Approximately a fifth of workers age 50 and older feel they’ve been ignored for a promotion or a raise because of their age.

A full 79% of women and 70% of men aged 50 and older said their age made job searching more difficult.

The 2019 Working Longer Survey looks at the effects of the trend of U.S. workers who are opting to stay in the workplace and put off retirement. “Older workers” – meaning those who are 55 or more – have since 2005 comprised a larger share of the labor force than those age 16 to 24.

The survey was conducted online and over the phone with 1,423 adults.

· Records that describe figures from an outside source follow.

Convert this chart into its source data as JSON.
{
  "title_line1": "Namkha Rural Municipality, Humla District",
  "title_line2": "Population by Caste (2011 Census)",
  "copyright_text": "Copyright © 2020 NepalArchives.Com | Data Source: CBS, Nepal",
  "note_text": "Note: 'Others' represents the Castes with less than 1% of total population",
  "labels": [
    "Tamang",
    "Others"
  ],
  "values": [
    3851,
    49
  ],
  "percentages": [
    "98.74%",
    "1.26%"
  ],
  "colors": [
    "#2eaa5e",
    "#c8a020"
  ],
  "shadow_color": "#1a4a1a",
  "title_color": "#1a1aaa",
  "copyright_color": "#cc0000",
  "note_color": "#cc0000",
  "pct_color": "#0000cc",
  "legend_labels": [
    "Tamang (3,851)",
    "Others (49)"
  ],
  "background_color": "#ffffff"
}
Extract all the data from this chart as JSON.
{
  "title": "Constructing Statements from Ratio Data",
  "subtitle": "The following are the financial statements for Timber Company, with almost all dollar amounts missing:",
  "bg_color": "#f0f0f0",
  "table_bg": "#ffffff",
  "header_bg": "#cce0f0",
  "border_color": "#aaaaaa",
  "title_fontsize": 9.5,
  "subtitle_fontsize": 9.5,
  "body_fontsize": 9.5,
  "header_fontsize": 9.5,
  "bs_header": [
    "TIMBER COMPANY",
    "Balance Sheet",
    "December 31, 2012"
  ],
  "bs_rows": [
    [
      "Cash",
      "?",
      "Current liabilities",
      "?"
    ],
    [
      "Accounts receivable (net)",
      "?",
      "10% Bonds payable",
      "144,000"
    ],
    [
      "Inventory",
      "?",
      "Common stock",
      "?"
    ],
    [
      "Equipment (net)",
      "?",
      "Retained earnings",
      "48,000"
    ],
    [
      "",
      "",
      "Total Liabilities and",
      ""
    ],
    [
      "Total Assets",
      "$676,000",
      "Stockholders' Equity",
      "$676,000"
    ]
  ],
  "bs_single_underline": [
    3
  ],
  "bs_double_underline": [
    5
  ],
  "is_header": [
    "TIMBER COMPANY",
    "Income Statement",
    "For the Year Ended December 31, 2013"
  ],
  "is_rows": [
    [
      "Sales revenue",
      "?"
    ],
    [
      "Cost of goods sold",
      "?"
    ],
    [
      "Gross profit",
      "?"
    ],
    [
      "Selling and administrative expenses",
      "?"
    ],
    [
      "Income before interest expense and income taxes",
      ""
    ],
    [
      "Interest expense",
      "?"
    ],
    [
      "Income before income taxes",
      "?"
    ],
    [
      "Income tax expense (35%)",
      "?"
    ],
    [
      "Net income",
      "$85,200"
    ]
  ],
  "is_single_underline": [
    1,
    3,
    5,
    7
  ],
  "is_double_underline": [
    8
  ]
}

Nearly half of all adults think older Americans working longer is beneficial to the national economy, and 39% think it’s good for workers in general. A third of all workers say it’s good for their career, and 46% view it as good for their workplace culture.

However, things begin to skew when you break those responses down by age and then by education. Not everyone is happy to see older adults staying on in the workforce.

Older Americans, naturally, support the working longer trend: 53% of Americans over age 50 said that working past age 65 was a boon for the economy, and 50% said it was good for workers in general.

Younger Americans see the trend much more negatively: only 38% think it’s good for the economy, and just 30% think it’s good for American workers. (It skews further if you separate by education: 47% of adults under age 50 with at least some college education say that people staying in the workforce past 65 is bad for workers overall, compared with 25% of those under 50 with no college education).

The young-old divide continues: while 51% of workers age 50 and older workers believe that having more older workers in the workforce to be good for their career, and 51% think it’s healthy for workplace culture, fewer young people agree. Among younger workers, only 27% say having more older workers around is good for their career, and 43% see their presence in the workplace as positive for the culture.

When broken down along the lines of education: 37% of workers under age 50 with at least some college say people staying in the workforce is bad for their career, compared with just 20% of young workers with no college education.

No matter how you slice it, being an older worker in the U.S. isn’t easy. Despite all their experience, just 6% of older workers cited their age as an advantage to their career.